What about fiction from the past 50 years? Toni Morrison’s “Beloved” ranks first, at No. 43, followed by William Gibson’s “Neuromancer,” Art Spiegelman’s “Maus,” Ms. Morrison’s “The Bluest Eye,” Sandra Cisneros’s “The House on Mango Street,” Anne Moody’s “Coming of Age in Mississippi,” Leslie Marmon Silko’s “Ceremony” and Alice Walker’s “The Color Purple.”
Top articles? Garrett Hardin’s “The Tragedy of the Commons” and Francis Fukuyama’s “The End of History.” And so on. Altogether, the Syllabus Explorer tracks about 933,000 works. Nearly half of these are assigned only once.
Such data has many uses. For academics, for example, it offers a window onto something they generally know very little about: how widely their work is read.
It also allows us to introduce a new publication metric based on the frequency with which works are taught, which we call the “teaching score.” The score is derived from the ranking order of the text, not the raw number of citations, such that a book or article that is used in four or five classes gets a score of 1, while “The Republic,” which is assigned 3,500 times, gets a score of 100.

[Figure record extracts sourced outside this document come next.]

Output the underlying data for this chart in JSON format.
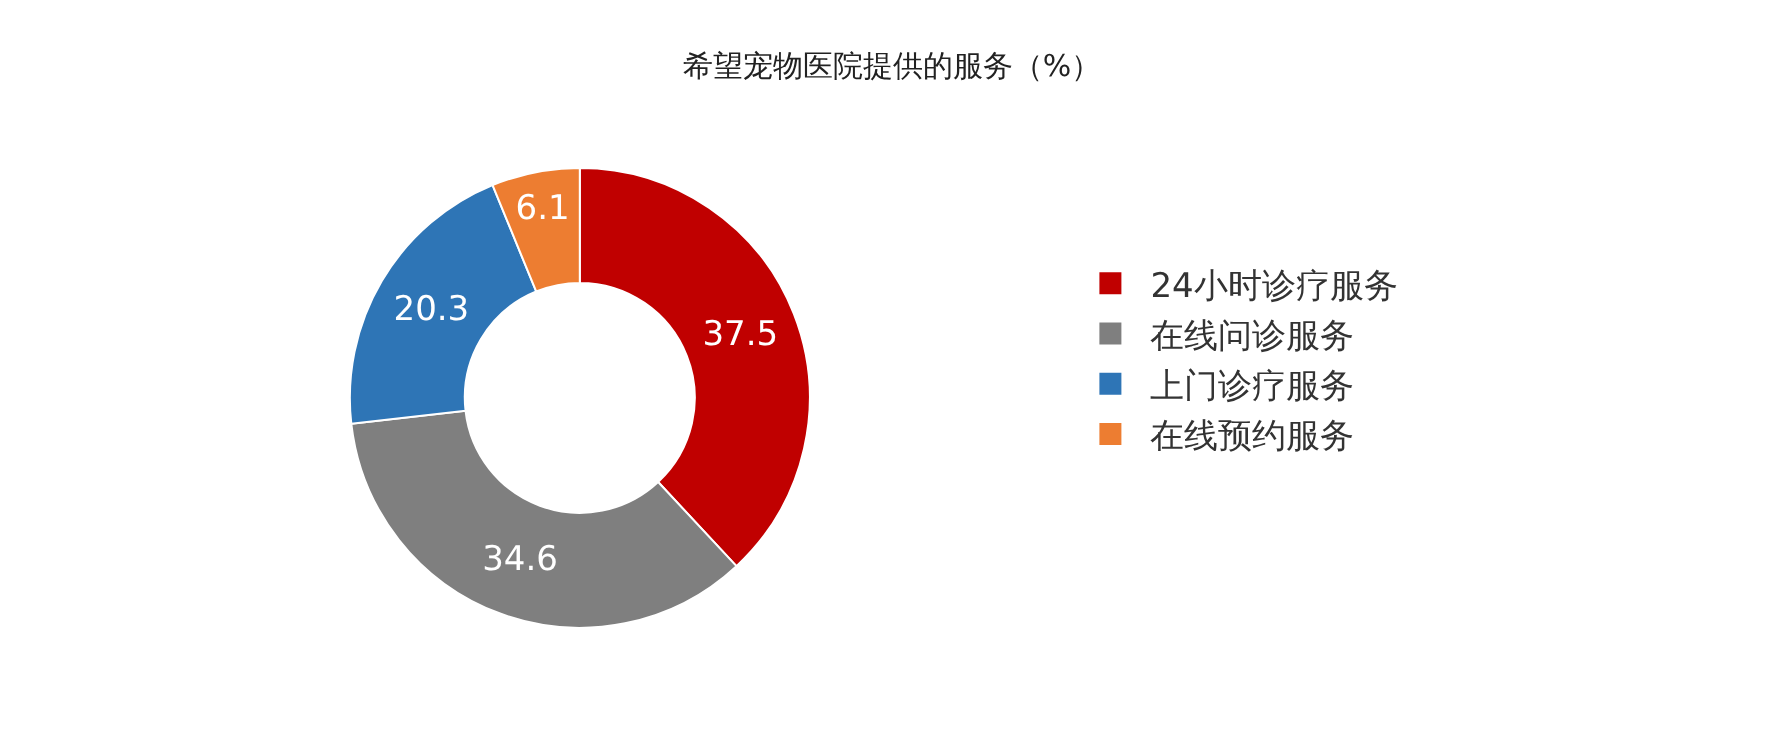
{
  "chart_data": {
    "type": "donut",
    "title": "希望宠物医院提供的服务（%）",
    "categories": [
      "24小时诊疗服务",
      "在线问诊服务",
      "上门诊疗服务",
      "在线预约服务"
    ],
    "values": [
      37.5,
      34.6,
      20.3,
      6.1
    ],
    "colors": [
      "#c00000",
      "#7f7f7f",
      "#2e75b6",
      "#ed7d31"
    ],
    "data_labels": true,
    "legend": "right"
  }
}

Many academics are uncomfortable with this sort of numerical reduction of intellectual work. Taken in isolation, we share this concern. But there is a broader context here: At present, publication metrics basically involve counting the citations of a given academic work in other academic publications. And since it can take years for an influential work to accumulate citations, shortcuts have become popular, such as the “journal impact factor,” which scores journal articles based on journal rankings that are determined by the journals’ own frequency of citation in other journals.

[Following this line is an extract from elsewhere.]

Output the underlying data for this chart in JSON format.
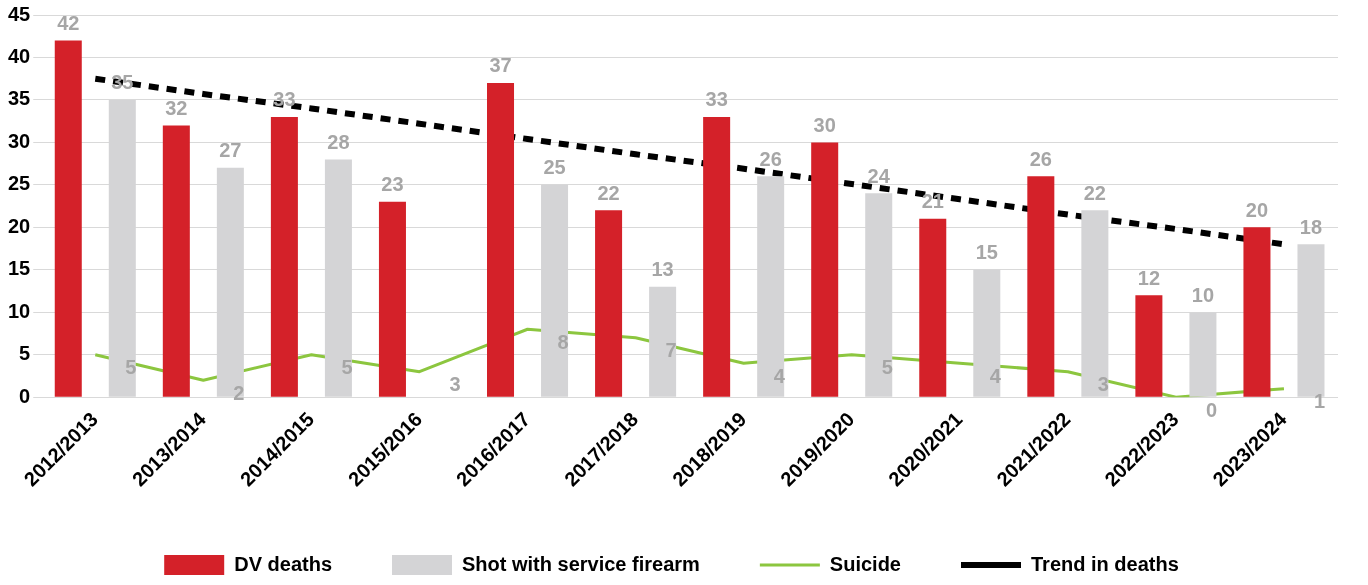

Such metrics are controversial, and with good reason: They capture only a narrow range of the things academics do and value. Journals, in particular, exist mostly to advance the state of research in specialized fields, and therefore they privilege work that is often by necessity (though also sometimes just by ingrained habit) esoteric. This is not a bad thing, but when used to derive performance metrics, it creates a clear set of signals to academics about how they should be spending their time and whom they should be writing for.

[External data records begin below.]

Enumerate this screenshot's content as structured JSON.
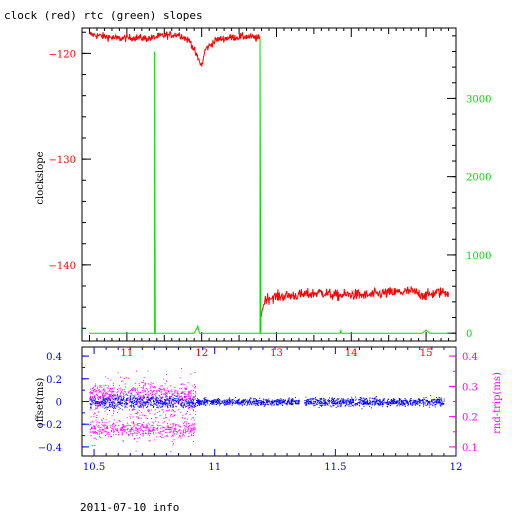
{
  "header": {
    "title": "clock (red) rtc (green) slopes"
  },
  "footer": {
    "text": "2011-07-10 info"
  },
  "colors": {
    "clock": "#ff0000",
    "rtc": "#00dd00",
    "offset": "#0000ff",
    "rndtrip": "#ff00ff",
    "axis": "#000000"
  },
  "chart_data": [
    {
      "type": "line",
      "title": "clock (red) rtc (green) slopes",
      "ylabel": "clockslope",
      "y2label": "",
      "xlim": [
        10.4,
        15.4
      ],
      "ylim": [
        -147.2,
        -117.6
      ],
      "y2lim": [
        -100,
        3900
      ],
      "xticks": [
        11,
        12,
        13,
        14,
        15
      ],
      "yticks": [
        -120,
        -130,
        -140
      ],
      "y2ticks": [
        0,
        1000,
        2000,
        3000
      ],
      "series": [
        {
          "name": "clock",
          "axis": "left",
          "color": "#ff0000",
          "points": [
            [
              10.5,
              -118.2
            ],
            [
              10.7,
              -118.4
            ],
            [
              10.9,
              -118.6
            ],
            [
              11.1,
              -118.5
            ],
            [
              11.3,
              -118.6
            ],
            [
              11.5,
              -118.3
            ],
            [
              11.7,
              -118.2
            ],
            [
              11.85,
              -118.9
            ],
            [
              11.95,
              -120.5
            ],
            [
              12.0,
              -121.2
            ],
            [
              12.05,
              -119.6
            ],
            [
              12.2,
              -118.7
            ],
            [
              12.4,
              -118.5
            ],
            [
              12.6,
              -118.4
            ],
            [
              12.78,
              -118.6
            ],
            [
              12.78,
              -145.0
            ],
            [
              12.85,
              -143.2
            ],
            [
              13.0,
              -143.0
            ],
            [
              13.2,
              -142.9
            ],
            [
              13.4,
              -142.8
            ],
            [
              13.6,
              -142.6
            ],
            [
              13.8,
              -142.9
            ],
            [
              14.0,
              -142.8
            ],
            [
              14.2,
              -142.9
            ],
            [
              14.4,
              -142.7
            ],
            [
              14.6,
              -142.6
            ],
            [
              14.8,
              -142.5
            ],
            [
              15.0,
              -142.9
            ],
            [
              15.15,
              -142.6
            ],
            [
              15.3,
              -142.6
            ]
          ]
        },
        {
          "name": "rtc",
          "axis": "right",
          "color": "#00dd00",
          "points": [
            [
              10.5,
              0
            ],
            [
              11.37,
              0
            ],
            [
              11.37,
              3600
            ],
            [
              11.38,
              0
            ],
            [
              11.9,
              0
            ],
            [
              11.95,
              90
            ],
            [
              11.97,
              0
            ],
            [
              12.78,
              0
            ],
            [
              12.78,
              3800
            ],
            [
              12.79,
              0
            ],
            [
              13.0,
              0
            ],
            [
              13.85,
              0
            ],
            [
              13.86,
              30
            ],
            [
              13.87,
              0
            ],
            [
              14.95,
              0
            ],
            [
              15.0,
              40
            ],
            [
              15.05,
              0
            ],
            [
              15.3,
              0
            ]
          ]
        }
      ]
    },
    {
      "type": "scatter",
      "ylabel": "offset(ms)",
      "y2label": "rnd-trip(ms)",
      "xlim": [
        10.45,
        12.0
      ],
      "ylim": [
        -0.48,
        0.48
      ],
      "y2lim": [
        0.07,
        0.43
      ],
      "xticks": [
        10.5,
        11,
        11.5,
        12
      ],
      "yticks": [
        0.4,
        0.2,
        0,
        -0.2,
        -0.4
      ],
      "y2ticks": [
        0.4,
        0.3,
        0.2,
        0.1
      ],
      "series": [
        {
          "name": "offset",
          "axis": "left",
          "color": "#0000ff",
          "segments": [
            {
              "x": [
                10.48,
                10.92
              ],
              "center": 0.0,
              "spread": 0.06
            },
            {
              "x": [
                10.92,
                11.35
              ],
              "center": 0.0,
              "spread": 0.03
            },
            {
              "x": [
                11.37,
                11.95
              ],
              "center": 0.0,
              "spread": 0.04
            }
          ]
        },
        {
          "name": "rnd-trip",
          "axis": "right",
          "color": "#ff00ff",
          "segments": [
            {
              "x": [
                10.48,
                10.92
              ],
              "center": 0.28,
              "spread": 0.03
            },
            {
              "x": [
                10.48,
                10.92
              ],
              "center": 0.16,
              "spread": 0.025
            },
            {
              "x": [
                10.48,
                10.92
              ],
              "center": 0.22,
              "spread": 0.12
            }
          ]
        }
      ]
    }
  ]
}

If you like the idea of a more publicly engaged academy, you need to look elsewhere for incentives. And that’s where we think our “teaching score” metric could be useful. Teaching captures a very different set of judgments about what is important than publication does. In particular, it accords more value to qualities that are useful in the classroom, like accessibility and clarity. A widely taught but infrequently cited article is an important achievement, but an invisible one to current impact metrics.
We don’t think either approach to measuring the influence of a work is better than the other. But we do think that the academy is better off when it has multiple methods for valuing the wide range of work academics do.
An important caveat about the Syllabus Explorer results: They reflect the collection of syllabuses that we have gathered so far, which is large enough to give interesting results but far from complete. It is a work in progress on many levels, and one that depends on a culture of open bibliographic data-sharing in the academy.
Because of a complex mix of privacy and copyright issues concerning syllabuses, the Open Syllabus Project publishes only metadata, not the underlying documents or any personally identifying material (even though these documents can be viewed on university websites). But we think that it is important for schools to move toward a more open approach to curriculums. As universities face growing pressure to justify their teaching and research missions, we doubt that curricular obscurity is helpful.
We think that the Syllabus Explorer demonstrates how more open strategies can support teaching, diversify evaluation practices and offer new perspectives on publishing, scholarship and intellectual traditions. But as with any newly published work, that judgment now passes out of our hands and into yours.